Urban Decay regains cruelty free status in shock U-turn
Urban Decay have decided to back out of their decision to move into China.
- Urban Decay’s move to China
- The campaign
- Urban Decay’s statement
- Why did they really back out?
- Making history in China?
- Still feel betrayed
If you read my very first post for Mindful Mum (which you can see here) you will be aware that long standing cruelty free brand, Urban Decay, very recently made the decision to give up their cruelty free status (and a huge chunk of their customer base!) when they decided to move their products into the Chinese market. The market in China requires compulsory animal testing before items are approved for sale. This would mean that the brand who proudly displayed the slogan ‘We don’t do animal testing, how could anyone?’ on their packaging, would soon be allowing the Chinese government to carry out animal tests on these very same products. This went against everything Urban Decay ever stood for, and the backlash was immediate and enormous.
Animal rights groups like PETA, bloggers, cruelty free consumers and make up artists around the world launched an online campaign to put a stop to Urban Decay’s plans. They received a barrage of angry tweets, emails, and posts to their facebook page from passionate individuals desperately trying to make a difference. I was one of those individuals, and after writing a long and heartfelt blog post on the subject, I contacted Urban Decay linking them to it, and stating my intention to boycott them due to their radical change in ethics.
As a cruelty free campaigner, it can be extremely disheartening to see backwards steps like the one Urban Decay were about to take and I have to say that as much as I wished for it, I didn’t hold out much hope that they would change their mind.

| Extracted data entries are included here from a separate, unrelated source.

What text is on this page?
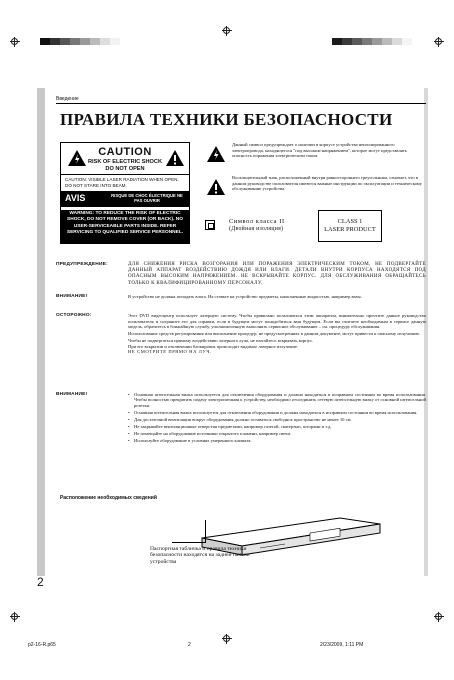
Введение
ПРАВИЛА ТЕХНИКИ БЕЗОПАСНОСТИ
CAUTION
RISK OF ELECTRIC SHOCK
DO NOT OPEN
CAUTION: VISIBLE LASER RADIATION WHEN OPEN. DO NOT STARE INTO BEAM.
AVIS	RISQUE DE CHOC ÉLECTRIQUE NE PAS OUVRIR
WARNING: TO REDUCE THE RISK OF ELECTRIC SHOCK, DO NOT REMOVE COVER (OR BACK). NO USER-SERVICEABLE PARTS INSIDE. REFER SERVICING TO QUALIFIED SERVICE PERSONNEL.
Данный символ предупреждает о наличии в корпусе устройства неизолированного электропровода, находящегося "под высоким напряжением", которое могут представлять опасность поражения электрическим током.
Восклицательный знак, расположенный внутри равностороннего треугольника, означает, что в данном руководстве пользователя имеются важные инструкции по эксплуатации и техническому обслуживанию устройства.
Символ класса II
(Двойная изоляция)
CLASS 1
LASER PRODUCT
ПРЕДУПРЕЖДЕНИЕ:	ДЛЯ СНИЖЕНИЯ РИСКА ВОЗГОРАНИЯ ИЛИ ПОРАЖЕНИЯ ЭЛЕКТРИЧЕСКИМ ТОКОМ, НЕ ПОДВЕРГАЙТЕ ДАННЫЙ АППАРАТ ВОЗДЕЙСТВИЮ ДОЖДЯ ИЛИ ВЛАГИ. ДЕТАЛИ ВНУТРИ КОРПУСА НАХОДЯТСЯ ПОД ОПАСНЫМ ВЫСОКИМ НАПРЯЖЕНИЕМ. НЕ ВСКРЫВАЙТЕ КОРПУС. ДЛЯ ОБСЛУЖИВАНИЯ ОБРАЩАЙТЕСЬ ТОЛЬКО К КВАЛИФИЦИРОВАННОМУ ПЕРСОНАЛУ.
ВНИМАНИЕ!	В устройство не должна попадать влага. На ставьте на устройство предметы, наполненные жидкостью, например вазы.
ОСТОРОЖНО:	Этот DVD видеоцентр использует лазерную систему. Чтобы правильно пользоваться этим аппаратом, внимательно прочтите данное руководство пользователя и сохраните его для справки, если в будущем могут понадобиться ваш будущем. Если вы считаете необходимым в сервисе данную модель, обратитесь в ближайшую службу, уполномоченную выполнять сервисное обслуживание – см. процедуру обслуживания.
Использование средств регулирования или выполнение процедур, не предусмотренных в данном документе, могут привести к опасному излучению.
Чтобы не подвергаться прямому воздействию лазерного луча, не пытайтесь вскрывать корпус.
При его вскрытии и отключении блокировок происходит видимое лазерное излучение.
НЕ СМОТРИТЕ ПРЯМО НА ЛУЧ.
ВНИМАНИЕ!
•	Основная штепсельная вилка используется для отключения оборудования и должна находиться в исправном состоянии во время использования. Чтобы полностью прекратить подачу электропитания к устройству, необходимо отсоединить сетевую штепсельную вилку от основной штепсельной розетки.
• Основная штепсельная вилка используется для отключения оборудования и должна находиться в исправном состоянии во время использования.
• Для достаточной вентиляции вокруг оборудования должно оставаться свободное пространство не менее 10 см.
• Не закрывайте вентиляционные отверстия предметами, например газетой, скатертью, шторами и т.д.
• Не помещайте на оборудование источники открытого пламени, например свечи.
• Используйте оборудование в условиях умеренного климата.
Расположение необходимых сведений
Паспортная табличка и правила техники безопасности находятся на задней панели устройства
2
p2-16-R.p65	2	2/23/2009, 1:11 PM
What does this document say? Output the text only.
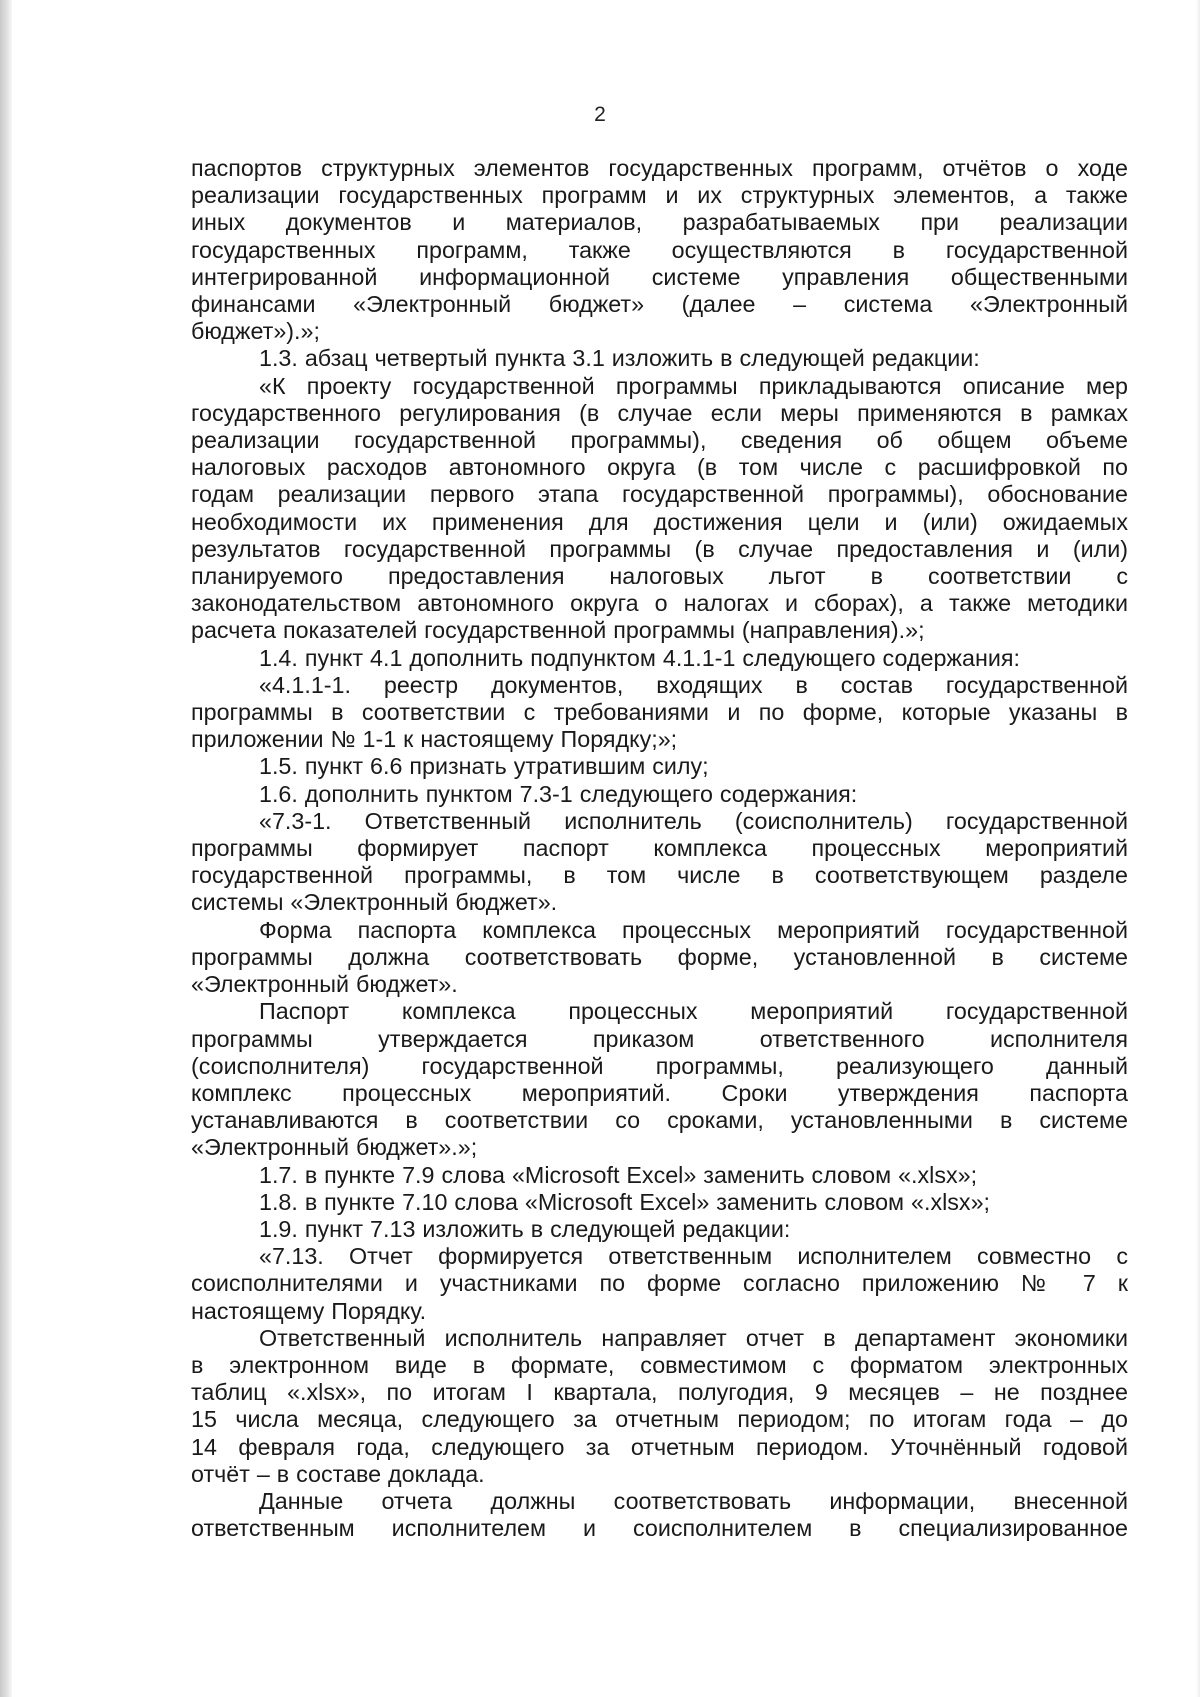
2

паспортов структурных элементов государственных программ, отчётов о ходе

реализации государственных программ и их структурных элементов, а также

иных документов и материалов, разрабатываемых при реализации

государственных программ, также осуществляются в государственной

интегрированной информационной системе управления общественными

финансами «Электронный бюджет» (далее – система «Электронный

бюджет»).»;

1.3. абзац четвертый пункта 3.1 изложить в следующей редакции:

«К проекту государственной программы прикладываются описание мер

государственного регулирования (в случае если меры применяются в рамках

реализации государственной программы), сведения об общем объеме

налоговых расходов автономного округа (в том числе с расшифровкой по

годам реализации первого этапа государственной программы), обоснование

необходимости их применения для достижения цели и (или) ожидаемых

результатов государственной программы (в случае предоставления и (или)

планируемого предоставления налоговых льгот в соответствии с

законодательством автономного округа о налогах и сборах), а также методики

расчета показателей государственной программы (направления).»;

1.4. пункт 4.1 дополнить подпунктом 4.1.1-1 следующего содержания:

«4.1.1-1. реестр документов, входящих в состав государственной

программы в соответствии с требованиями и по форме, которые указаны в

приложении № 1-1 к настоящему Порядку;»;

1.5. пункт 6.6 признать утратившим силу;

1.6. дополнить пунктом 7.3-1 следующего содержания:

«7.3-1. Ответственный исполнитель (соисполнитель) государственной

программы формирует паспорт комплекса процессных мероприятий

государственной программы, в том числе в соответствующем разделе

системы «Электронный бюджет».

Форма паспорта комплекса процессных мероприятий государственной

программы должна соответствовать форме, установленной в системе

«Электронный бюджет».

Паспорт комплекса процессных мероприятий государственной

программы утверждается приказом ответственного исполнителя

(соисполнителя) государственной программы, реализующего данный

комплекс процессных мероприятий. Сроки утверждения паспорта

устанавливаются в соответствии со сроками, установленными в системе

«Электронный бюджет».»;

1.7. в пункте 7.9 слова «Microsoft Excel» заменить словом «.xlsx»;

1.8. в пункте 7.10 слова «Microsoft Excel» заменить словом «.xlsx»;

1.9. пункт 7.13 изложить в следующей редакции:

«7.13. Отчет формируется ответственным исполнителем совместно с

соисполнителями и участниками по форме согласно приложению № 7 к

настоящему Порядку.

Ответственный исполнитель направляет отчет в департамент экономики

в электронном виде в формате, совместимом с форматом электронных

таблиц «.xlsx», по итогам I квартала, полугодия, 9 месяцев – не позднее

15 числа месяца, следующего за отчетным периодом; по итогам года – до

14 февраля года, следующего за отчетным периодом. Уточнённый годовой

отчёт – в составе доклада.

Данные отчета должны соответствовать информации, внесенной

ответственным исполнителем и соисполнителем в специализированное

However, on 6th July Urban Decay yet again shocked the beauty community by announcing they had abandoned their plans to enter China, and would therefore retain their cruelty free status.
The statement that was released was ambigous with no direct reference to the online efforts to sway them in their decision making, other than to say that,
‘While several factors were important in reaching this decision, ultimately we did not feel we could comply with current regulations in China and remain true to our core principles. Following our initial announcement, we realized that we needed to step back, carefully review our original plan, and talk to a number of individuals and organizations that were interested in our decision’.
We will never truly know whether the decision to back out of China was based on the efforts of the animal rights groups and cruelty free customers; the idealist in me would like to believe that Urban Decay realised they had drastically underestimated the impact the decision they made would have on their reputation, and actually listened to the huge number of people begging them to reconsider.
Something I hear time and again from people interested in making the switch to a cruelty free lifestyle, but who haven’t made the jump, is ‘How can I make a difference, I’m just one person! Who is going to listen to me?’ The truth is no one. No one is going to listen to just one person, but if everyone thought that way, change would never happen. It takes thousands of ‘just one person’ to stand up for what they believe in, and that is what breeds change.
The cynic in me, however, wonders if there is any other reason behind the sudden u turn. Urban Decay were so close to entering the market in China that all of the groundwork must have been laid and deals must have been agreed. For them to back out so suddenly begs the question, did something else go wrong?
What about the intial statement that was released (and subsequently removed!) in which Urban Decay proudly declared they were going to make history in China, and change the world from the inside. What about the protection for women’s rights they were going to offer, and the jobs they were planning to create? I’d be extremely interested to hear, if anything, what they are planning to do about those issues now. Will they try to make a change in China’s policies from the outside the way most logical and rational animal rights groups are trying to do? What Urban Decay should have done from the outset if they were truly commited to animal welfare.
Thousands of people took to Twitter when Urban Decay made the announcement that they would not be taking their products into China, applauding the brand for staying true to their ethics and remaining cruelty free, however I can’t help but feel jaded. I used to adore the brand and everything it stood for, but now, even though it may display the cruelty free logo, I can’t just forget the huge decision they initially made, and what they were willing to give up for profit. For the sake of the thousands of animals that would have been tested on in the name of Urban Decay, I am eternally grateful that they changed their mind, no matter what the reason, but I for one will never see them in the same light.
The really sad fact of the matter is, of course, that although Urban Decay won’t be allowing testing to be carried out on their products, hundreds of other companies across the world will, so this victory, important though it is, is a simply a battle, whilst the war rages on.